Last Saturday at 3 p.m., a small group of interested people convened in a banquet room at Calhoun’s on the River, ostensibly to discuss the First Creek Tennessee River Shipwreck Project.
It takes some swagger to schedule anything on the last Saturday afternoon before Christmas, when friends and relatives are starting to blow through town and the stores are full of frantic shoppers. But Jim McNutt is a laid-back kind of guy. He’s enjoying a pint of beer and the company of a small group of curious people: a rescue diver, a prominent attorney who happens to live nearby, and some friends and relatives. Billed as an “informal meeting,” it was certainly that.

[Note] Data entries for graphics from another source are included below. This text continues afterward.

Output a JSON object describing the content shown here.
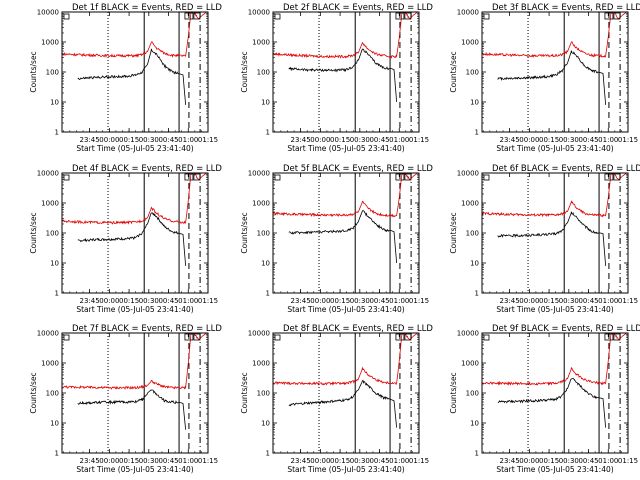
{
  "colors": {
    "events": "#000000",
    "lld": "#e00000",
    "axes": "#000000",
    "background": "#ffffff"
  },
  "chart_data": {
    "type": "line",
    "ylog": true,
    "ylim": [
      1,
      10000
    ],
    "y_ticks": [
      "1",
      "10",
      "100",
      "1000",
      "10000"
    ],
    "xlim_min": [
      -18,
      93
    ],
    "ylabel": "Counts/sec",
    "xlabel": "Start Time (05-Jul-05 23:41:40)",
    "x_ticks": [
      {
        "t": 3,
        "label": "23:45"
      },
      {
        "t": 18,
        "label": "00:00"
      },
      {
        "t": 33,
        "label": "00:15"
      },
      {
        "t": 48,
        "label": "00:30"
      },
      {
        "t": 63,
        "label": "00:45"
      },
      {
        "t": 78,
        "label": "01:00"
      },
      {
        "t": 93,
        "label": "01:15"
      }
    ],
    "panels": [
      {
        "title": "Det 1f BLACK = Events, RED = LLD",
        "vlines": [
          {
            "t": 17,
            "style": "dotted"
          },
          {
            "t": 44.5,
            "style": "solid"
          },
          {
            "t": 71,
            "style": "solid"
          },
          {
            "t": 78.5,
            "style": "dashed"
          },
          {
            "t": 87,
            "style": "dashdot"
          }
        ],
        "series": [
          {
            "name": "Events",
            "x": [
              -6,
              5,
              20,
              32,
              38,
              43,
              47,
              50,
              54,
              60,
              66,
              70,
              72,
              74,
              76
            ],
            "y": [
              60,
              65,
              70,
              72,
              80,
              100,
              180,
              550,
              380,
              160,
              100,
              90,
              85,
              80,
              8
            ]
          },
          {
            "name": "LLD",
            "x": [
              -18,
              0,
              20,
              38,
              43,
              47,
              50,
              54,
              60,
              66,
              72,
              76,
              78,
              80,
              82,
              86,
              89,
              92
            ],
            "y": [
              400,
              370,
              350,
              350,
              380,
              480,
              1000,
              620,
              420,
              360,
              350,
              340,
              1500,
              9000,
              10000,
              6000,
              8000,
              10000
            ]
          }
        ]
      },
      {
        "title": "Det 2f BLACK = Events, RED = LLD",
        "vlines": [
          {
            "t": 17,
            "style": "dotted"
          },
          {
            "t": 44.5,
            "style": "solid"
          },
          {
            "t": 71,
            "style": "solid"
          },
          {
            "t": 78.5,
            "style": "dashed"
          },
          {
            "t": 87,
            "style": "dashdot"
          }
        ],
        "series": [
          {
            "name": "Events",
            "x": [
              -6,
              5,
              20,
              32,
              38,
              43,
              47,
              50,
              54,
              60,
              66,
              70,
              72,
              74,
              76
            ],
            "y": [
              130,
              120,
              115,
              115,
              120,
              150,
              250,
              600,
              400,
              200,
              140,
              130,
              130,
              120,
              10
            ]
          },
          {
            "name": "LLD",
            "x": [
              -18,
              0,
              20,
              38,
              43,
              47,
              50,
              54,
              60,
              66,
              72,
              76,
              78,
              80,
              82,
              86,
              89,
              92
            ],
            "y": [
              400,
              360,
              330,
              330,
              360,
              450,
              950,
              600,
              400,
              350,
              330,
              330,
              1400,
              9000,
              10000,
              6000,
              8000,
              10000
            ]
          }
        ]
      },
      {
        "title": "Det 3f BLACK = Events, RED = LLD",
        "vlines": [
          {
            "t": 17,
            "style": "dotted"
          },
          {
            "t": 44.5,
            "style": "solid"
          },
          {
            "t": 71,
            "style": "solid"
          },
          {
            "t": 78.5,
            "style": "dashed"
          },
          {
            "t": 87,
            "style": "dashdot"
          }
        ],
        "series": [
          {
            "name": "Events",
            "x": [
              -6,
              5,
              20,
              32,
              38,
              43,
              47,
              50,
              54,
              60,
              66,
              70,
              72,
              74,
              76
            ],
            "y": [
              60,
              62,
              65,
              70,
              80,
              110,
              200,
              500,
              350,
              160,
              110,
              100,
              95,
              90,
              8
            ]
          },
          {
            "name": "LLD",
            "x": [
              -18,
              0,
              20,
              38,
              43,
              47,
              50,
              54,
              60,
              66,
              72,
              76,
              78,
              80,
              82,
              86,
              89,
              92
            ],
            "y": [
              400,
              370,
              350,
              350,
              380,
              480,
              1000,
              620,
              420,
              360,
              350,
              340,
              1500,
              9000,
              10000,
              6000,
              8000,
              10000
            ]
          }
        ]
      },
      {
        "title": "Det 4f BLACK = Events, RED = LLD",
        "vlines": [
          {
            "t": 17,
            "style": "dotted"
          },
          {
            "t": 44.5,
            "style": "solid"
          },
          {
            "t": 71,
            "style": "solid"
          },
          {
            "t": 78.5,
            "style": "dashed"
          },
          {
            "t": 87,
            "style": "dashdot"
          }
        ],
        "series": [
          {
            "name": "Events",
            "x": [
              -6,
              5,
              20,
              32,
              38,
              43,
              47,
              50,
              54,
              60,
              66,
              70,
              72,
              74,
              76
            ],
            "y": [
              55,
              60,
              62,
              65,
              70,
              100,
              200,
              500,
              350,
              160,
              110,
              100,
              95,
              90,
              8
            ]
          },
          {
            "name": "LLD",
            "x": [
              -18,
              0,
              20,
              38,
              43,
              47,
              50,
              54,
              60,
              66,
              72,
              76,
              78,
              80,
              82,
              86,
              89,
              92
            ],
            "y": [
              250,
              230,
              220,
              230,
              260,
              320,
              700,
              450,
              300,
              250,
              230,
              220,
              1200,
              9000,
              10000,
              6000,
              8000,
              10000
            ]
          }
        ]
      },
      {
        "title": "Det 5f BLACK = Events, RED = LLD",
        "vlines": [
          {
            "t": 17,
            "style": "dotted"
          },
          {
            "t": 44.5,
            "style": "solid"
          },
          {
            "t": 71,
            "style": "solid"
          },
          {
            "t": 78.5,
            "style": "dashed"
          },
          {
            "t": 87,
            "style": "dashdot"
          }
        ],
        "series": [
          {
            "name": "Events",
            "x": [
              -6,
              5,
              20,
              32,
              38,
              43,
              47,
              50,
              54,
              60,
              66,
              70,
              72,
              74,
              76
            ],
            "y": [
              100,
              105,
              110,
              115,
              120,
              150,
              250,
              550,
              380,
              200,
              130,
              120,
              120,
              110,
              10
            ]
          },
          {
            "name": "LLD",
            "x": [
              -18,
              0,
              20,
              38,
              43,
              47,
              50,
              54,
              60,
              66,
              72,
              76,
              78,
              80,
              82,
              86,
              89,
              92
            ],
            "y": [
              450,
              420,
              400,
              400,
              430,
              520,
              1100,
              680,
              450,
              400,
              390,
              380,
              1500,
              9000,
              10000,
              6000,
              8000,
              10000
            ]
          }
        ]
      },
      {
        "title": "Det 6f BLACK = Events, RED = LLD",
        "vlines": [
          {
            "t": 17,
            "style": "dotted"
          },
          {
            "t": 44.5,
            "style": "solid"
          },
          {
            "t": 71,
            "style": "solid"
          },
          {
            "t": 78.5,
            "style": "dashed"
          },
          {
            "t": 87,
            "style": "dashdot"
          }
        ],
        "series": [
          {
            "name": "Events",
            "x": [
              -6,
              5,
              20,
              32,
              38,
              43,
              47,
              50,
              54,
              60,
              66,
              70,
              72,
              74,
              76
            ],
            "y": [
              80,
              82,
              85,
              90,
              95,
              120,
              220,
              480,
              330,
              170,
              110,
              100,
              100,
              95,
              8
            ]
          },
          {
            "name": "LLD",
            "x": [
              -18,
              0,
              20,
              38,
              43,
              47,
              50,
              54,
              60,
              66,
              72,
              76,
              78,
              80,
              82,
              86,
              89,
              92
            ],
            "y": [
              450,
              420,
              400,
              400,
              430,
              520,
              1100,
              680,
              450,
              400,
              390,
              380,
              1500,
              9000,
              10000,
              6000,
              8000,
              10000
            ]
          }
        ]
      },
      {
        "title": "Det 7f BLACK = Events, RED = LLD",
        "vlines": [
          {
            "t": 17,
            "style": "dotted"
          },
          {
            "t": 44.5,
            "style": "solid"
          },
          {
            "t": 71,
            "style": "solid"
          },
          {
            "t": 78.5,
            "style": "dashed"
          },
          {
            "t": 87,
            "style": "dashdot"
          }
        ],
        "series": [
          {
            "name": "Events",
            "x": [
              -6,
              5,
              20,
              32,
              38,
              43,
              47,
              50,
              54,
              60,
              66,
              70,
              72,
              74,
              76
            ],
            "y": [
              45,
              48,
              50,
              50,
              52,
              60,
              100,
              130,
              90,
              55,
              50,
              48,
              48,
              45,
              6
            ]
          },
          {
            "name": "LLD",
            "x": [
              -18,
              0,
              20,
              38,
              43,
              47,
              50,
              54,
              60,
              66,
              72,
              76,
              78,
              80,
              82,
              86,
              89,
              92
            ],
            "y": [
              160,
              155,
              150,
              150,
              160,
              180,
              250,
              200,
              160,
              150,
              150,
              150,
              1000,
              9000,
              10000,
              6000,
              8000,
              10000
            ]
          }
        ]
      },
      {
        "title": "Det 8f BLACK = Events, RED = LLD",
        "vlines": [
          {
            "t": 17,
            "style": "dotted"
          },
          {
            "t": 44.5,
            "style": "solid"
          },
          {
            "t": 71,
            "style": "solid"
          },
          {
            "t": 78.5,
            "style": "dashed"
          },
          {
            "t": 87,
            "style": "dashdot"
          }
        ],
        "series": [
          {
            "name": "Events",
            "x": [
              -6,
              5,
              20,
              32,
              38,
              43,
              47,
              50,
              54,
              60,
              66,
              70,
              72,
              74,
              76
            ],
            "y": [
              40,
              45,
              50,
              55,
              60,
              75,
              130,
              250,
              180,
              100,
              70,
              65,
              60,
              55,
              7
            ]
          },
          {
            "name": "LLD",
            "x": [
              -18,
              0,
              20,
              38,
              43,
              47,
              50,
              54,
              60,
              66,
              72,
              76,
              78,
              80,
              82,
              86,
              89,
              92
            ],
            "y": [
              220,
              210,
              205,
              210,
              240,
              300,
              650,
              420,
              280,
              230,
              215,
              210,
              1200,
              9000,
              10000,
              6000,
              8000,
              10000
            ]
          }
        ]
      },
      {
        "title": "Det 9f BLACK = Events, RED = LLD",
        "vlines": [
          {
            "t": 17,
            "style": "dotted"
          },
          {
            "t": 44.5,
            "style": "solid"
          },
          {
            "t": 71,
            "style": "solid"
          },
          {
            "t": 78.5,
            "style": "dashed"
          },
          {
            "t": 87,
            "style": "dashdot"
          }
        ],
        "series": [
          {
            "name": "Events",
            "x": [
              -6,
              5,
              20,
              32,
              38,
              43,
              47,
              50,
              54,
              60,
              66,
              70,
              72,
              74,
              76
            ],
            "y": [
              50,
              52,
              55,
              58,
              62,
              80,
              140,
              320,
              230,
              120,
              80,
              70,
              68,
              65,
              7
            ]
          },
          {
            "name": "LLD",
            "x": [
              -18,
              0,
              20,
              38,
              43,
              47,
              50,
              54,
              60,
              66,
              72,
              76,
              78,
              80,
              82,
              86,
              89,
              92
            ],
            "y": [
              220,
              210,
              205,
              210,
              240,
              300,
              650,
              420,
              280,
              230,
              215,
              210,
              1200,
              9000,
              10000,
              6000,
              8000,
              10000
            ]
          }
        ]
      }
    ]
  }
}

McNutt gave no presentation, but on the occasions when one of the guests expressed curiosity about the shipwreck, he gestured toward a table. “It’s all over there,” he said. On the table was a plastic bag with a sawn-off piece of weathered wood with a rusty 10-inch spike in it and some rough sketches of what he was talking about.
What he’s talking about is something many of us have noticed on the shore. Planted in the sandy beach between the Volunteer Princess excursion vessel and the mouth of First Creek, there are rectangles of symmetrical wooden beams, looking a little worse for wear, and usually underwater except in wintertime. Metro Pulse ran a column about it a couple of years ago, based on the assumption that it was all the foundation of buildings, wharves, or warehouses that had once stood there.
McNutt is convinced the wood is the remains of nautical vessels. He first encountered the ruins around 1977, when, before waterfront restaurants, few ever ventured to the riverbank. Now the proprietor of a business called Marine Geographic, McNutt has convincing experience. He says he has done salvage work in the Virgin Islands, Honduras, Aruba, and even Cuba, sometimes hunting for 18th-century Spanish and English wrecks. He’s worked on old riverboat sites on Florida rivers. He wrote a book, Quest for Shipwrecks, about his adventures. (It’s out of print, but he had a couple of copies on his table.) He’s also recently worked on practical salvage operations in this area, like recovering a Caterpillar earth mover that fell into the water near the mouth of Third Creek.
“I do a lot of underwater work,” says the gravelly voiced troubleshooter. “I love it.”
“There are boats wrecked all the way up and down here,” he says. He talks about one near Island Home, and another on the Holston, a marble boat that is clearly visible.
When McNutt looks at the rectangular array, he sees more there than the average dinnertime pedestrian might. “There’s this 3-inch-thick antique heart pine, and this drift-bolt construction, these iron rods hold it together. ... And the damn siding is 3-inch-thick heart pine!” He makes a strong case that it’s the remains of a boat rather than a building, which would have flooring on top of a frame. “The planking, the hull of the vessel’s underneath the frame.”
He perceives four vessels adjacent on the riverbank, three of which were small boats, maybe functional barges—drift boats, as he calls them, that may be little more than rafts. Some boats that ferried mining and agricultural products downstream were used only once, and abandoned. He talks with more interest about one “long boat,” a 118-foot hull that may be the remains of a swift and slender paddlewheeler. “Long and narrow,” he says, “like a cigar.” He says he excavated a very similar one in the Suwannee River. Or, he says, it may have been a houseboat.
When he first saw it, as a young man looking for arrowheads in the riverbank, the wood looked more like a boat, with starboard and port sides. Another boat was nearby, then intact. “It was a nice little dory,” he says, “a small, wooden dory. But it just fell apart.”
McNutt admits that he’s one of the reasons it’s not quite what it used to be. In 1978, he removed a large piece of hardwood and made a table of it.
“That was before the Abandoned Shipwreck Act, fortunately,” he says. By law, the federal government owns whatever remains of whatever this is. But last month, McNutt filed a suit in federal court, claiming salvage rights for purposes of education.
“I’d like to get TVA or UT to do something with the site,” he says. So far he hasn’t found any takers. “I would do it myself,” he says. “But I’m not an archaeologist.” But he’s proceeding as if he were, accepting prospective volunteers on the assumption his lawsuit is successful. “We’re gonna require everybody who works the wreck to get a tetanus shot, and hep A or B,” he says. “Those spikes are razor-sharp.”
He sees some urgency. “Ten or 15 years ago, there was a lot more of the hull,” he says. “The site’s washing away. If there’s no money for archaeology, that’ll just be gone.”
McNutt admits the wrecked boat is not the big double-decker paddlewheeler with two smokestacks in the photocopies he presents in promotional fliers. “It could be just a common everyday work boat,” he says, “like an old pickup truck or something.” He says, “Maybe it doesn’t matter whether there were 12 drift boats on the port side of that vessel, or 14.”
“But I bet school kids would be fascinated.” There’s always the long shot it might turn up something surprising, “like the skeleton of James White’s grandfather,” he says.
But probably not.
“We’re just trying to have some fun,” he says.